Il fulcro di ProgettoDue è la decostruzione dei miti fondanti la società, il merito di Pino Carbone è quello di restituire all’azione scenica una funzione catartica collettiva.
Con ProgettoDue: PenelopeUlisse/BarbabluGiuditta, Pino Carbone porta sulla scena due spettacoli di drammaturgia inedita contemporanea, risultato di un medesimo percorso di ricerca incentrato sull’in/contro con l’altro da sé e sulla necessità di sperimentare un nuovo linguaggio teatrale in grado di dare corpo e voce a un’urgenza umana e sociale.
La congiunzione “e”
Carbone mette in rapporto due lavori, due relazioni d’amore convenzionalmente distanti nel tempo e ispirate al mondo del mito e della fiaba, e lo fa attraverso un’apparente “riduzione” a una sfera intima e duale. Le storie di “PenelopeUlisse/BarbabluGiuditta” sono caratterizzate dall’assenza reale e simbolica della congiunzione “e”, che riflette l’intenzione del regista di effettuare un’efficace azione decostruttiva, resa tangibile dalla sua stessa “presenza orizzontale” sulla scena, una voce fuori campo che non invade ma guida e rivoluziona.
In entrambe le storie assistiamo a un rovesciamento dei punti di vista, a una vera e propria destrutturazione dei ruoli e dell’identità di ciascun personaggio. I confini che delimitano i binomi uomo-donna, passato-presente, vittima-carnefice, adulto-bambino, mito-realtà, si dissolvono in un interessante gioco di specchi e proiezioni che permettono il passaggio da una dimensione individuale a una collettiva, umana.
L’Eroe e l’altro
L’amore, il conflitto e la fiducia rappresentano il fil rouge che attraversa le due opere. Penelope e Ulisse, interpretati da Carla Broegg e Renato De Simone, si incontrano dopo 20 anni di non detti e assenze, da una parte l’uomo si è identificato con l’eroe, dall’altra Penelope rivendica il diritto a ritrovare suo marito e al contempo il diritto ad esser vista. Le pagine dell’Odissea e le parole tessute da Penelope non corrispondono, narrano storie diverse, ribaltano i ruoli, obbligano Ulisse a mutare prospettiva e a riconoscere che l’uomo è sopravvissuto all’eroe solo perché Penelope ha fatto sì che continuasse ad esistere.

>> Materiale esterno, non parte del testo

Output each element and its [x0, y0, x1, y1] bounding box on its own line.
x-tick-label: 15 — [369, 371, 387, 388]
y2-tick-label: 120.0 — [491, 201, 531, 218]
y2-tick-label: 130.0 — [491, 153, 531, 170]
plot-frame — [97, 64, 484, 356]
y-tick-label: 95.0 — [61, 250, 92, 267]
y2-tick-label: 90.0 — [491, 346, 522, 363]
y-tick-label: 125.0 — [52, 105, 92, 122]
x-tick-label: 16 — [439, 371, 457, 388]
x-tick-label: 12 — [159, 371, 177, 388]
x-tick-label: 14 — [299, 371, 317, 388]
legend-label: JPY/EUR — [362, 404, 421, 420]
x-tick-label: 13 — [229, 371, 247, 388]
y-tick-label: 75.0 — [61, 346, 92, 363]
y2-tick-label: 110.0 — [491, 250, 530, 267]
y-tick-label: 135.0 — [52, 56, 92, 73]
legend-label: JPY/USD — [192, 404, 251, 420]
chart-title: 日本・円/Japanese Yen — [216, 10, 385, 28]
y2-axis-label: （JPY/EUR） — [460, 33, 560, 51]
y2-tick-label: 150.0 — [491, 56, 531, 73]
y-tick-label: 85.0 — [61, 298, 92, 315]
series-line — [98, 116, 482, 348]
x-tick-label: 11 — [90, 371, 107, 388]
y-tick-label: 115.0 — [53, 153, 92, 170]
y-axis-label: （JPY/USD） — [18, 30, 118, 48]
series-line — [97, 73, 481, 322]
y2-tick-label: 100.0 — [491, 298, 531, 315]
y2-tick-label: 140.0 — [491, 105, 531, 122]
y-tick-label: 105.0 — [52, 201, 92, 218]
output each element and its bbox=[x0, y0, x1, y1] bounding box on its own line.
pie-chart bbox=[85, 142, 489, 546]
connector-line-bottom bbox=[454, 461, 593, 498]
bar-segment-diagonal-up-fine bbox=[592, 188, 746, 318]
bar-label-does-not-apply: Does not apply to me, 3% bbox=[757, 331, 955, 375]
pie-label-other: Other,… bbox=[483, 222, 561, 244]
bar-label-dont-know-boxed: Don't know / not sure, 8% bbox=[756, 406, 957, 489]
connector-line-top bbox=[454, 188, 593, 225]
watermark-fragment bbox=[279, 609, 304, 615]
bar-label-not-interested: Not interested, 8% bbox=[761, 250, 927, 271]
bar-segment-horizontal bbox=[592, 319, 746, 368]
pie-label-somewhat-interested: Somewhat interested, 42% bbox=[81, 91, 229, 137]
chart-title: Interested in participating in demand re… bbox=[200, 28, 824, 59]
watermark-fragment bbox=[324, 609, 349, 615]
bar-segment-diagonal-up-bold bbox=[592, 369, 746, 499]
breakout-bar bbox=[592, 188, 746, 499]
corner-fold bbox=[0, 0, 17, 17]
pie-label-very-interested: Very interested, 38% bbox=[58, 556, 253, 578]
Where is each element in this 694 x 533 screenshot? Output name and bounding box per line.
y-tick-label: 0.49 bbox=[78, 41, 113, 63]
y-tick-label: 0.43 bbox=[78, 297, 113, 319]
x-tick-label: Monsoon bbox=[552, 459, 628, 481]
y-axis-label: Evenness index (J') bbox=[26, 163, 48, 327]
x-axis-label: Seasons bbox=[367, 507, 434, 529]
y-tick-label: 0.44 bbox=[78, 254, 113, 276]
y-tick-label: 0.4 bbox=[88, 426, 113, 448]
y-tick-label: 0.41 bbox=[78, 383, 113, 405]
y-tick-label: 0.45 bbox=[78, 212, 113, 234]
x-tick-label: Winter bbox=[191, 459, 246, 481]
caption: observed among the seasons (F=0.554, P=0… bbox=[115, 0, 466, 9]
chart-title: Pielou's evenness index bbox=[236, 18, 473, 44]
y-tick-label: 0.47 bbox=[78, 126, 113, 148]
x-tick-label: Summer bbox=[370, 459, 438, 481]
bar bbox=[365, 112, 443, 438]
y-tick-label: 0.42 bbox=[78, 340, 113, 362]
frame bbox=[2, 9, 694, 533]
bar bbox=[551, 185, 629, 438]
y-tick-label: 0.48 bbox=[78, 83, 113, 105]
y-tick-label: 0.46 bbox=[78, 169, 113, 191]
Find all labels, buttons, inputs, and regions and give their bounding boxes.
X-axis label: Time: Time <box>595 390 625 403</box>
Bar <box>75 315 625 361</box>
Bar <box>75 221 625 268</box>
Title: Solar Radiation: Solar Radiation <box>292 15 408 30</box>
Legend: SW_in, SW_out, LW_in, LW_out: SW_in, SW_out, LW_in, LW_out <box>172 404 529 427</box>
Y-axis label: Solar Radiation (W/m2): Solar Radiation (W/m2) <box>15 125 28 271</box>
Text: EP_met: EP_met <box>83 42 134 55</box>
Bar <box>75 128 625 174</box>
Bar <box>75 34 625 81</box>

Il conflitto intimo è reso tangibile dallo scambio di abiti, simbolico ed efficace, che ricorda allo spettatore che “l’altro siamo sempre noi”. In Barbablu/Giuditta, con Luca Mancini e Rita Russo, il conflitto non è più relazionale bensì introspettivo. Barbablu lotta con se stesso, con l’etichetta di “mostro” che è parte costituiva della sua identità. L’incontro con Giuditta obbliga il mostro e l’uomo al confronto, allo scontro e infine all’apertura verso le diverse possibilità del divenire.
Finali possibili
Il fulcro di ProgettoDue è la decostruzione dei miti fondanti la società, il merito di Pino Carbone è quello di restituire all’azione scenica una funzione catartica collettiva recuperando il rapporto d’attualità teatro/società. Le storie di Penelepe/Ulisse e Barbablu/Giuditta non devono necessariamente ripercorrere un finale già scritto, è l’essere umano che con il passaggio all’atto, può cambiare il corso degli eventi verso più finali plausibili.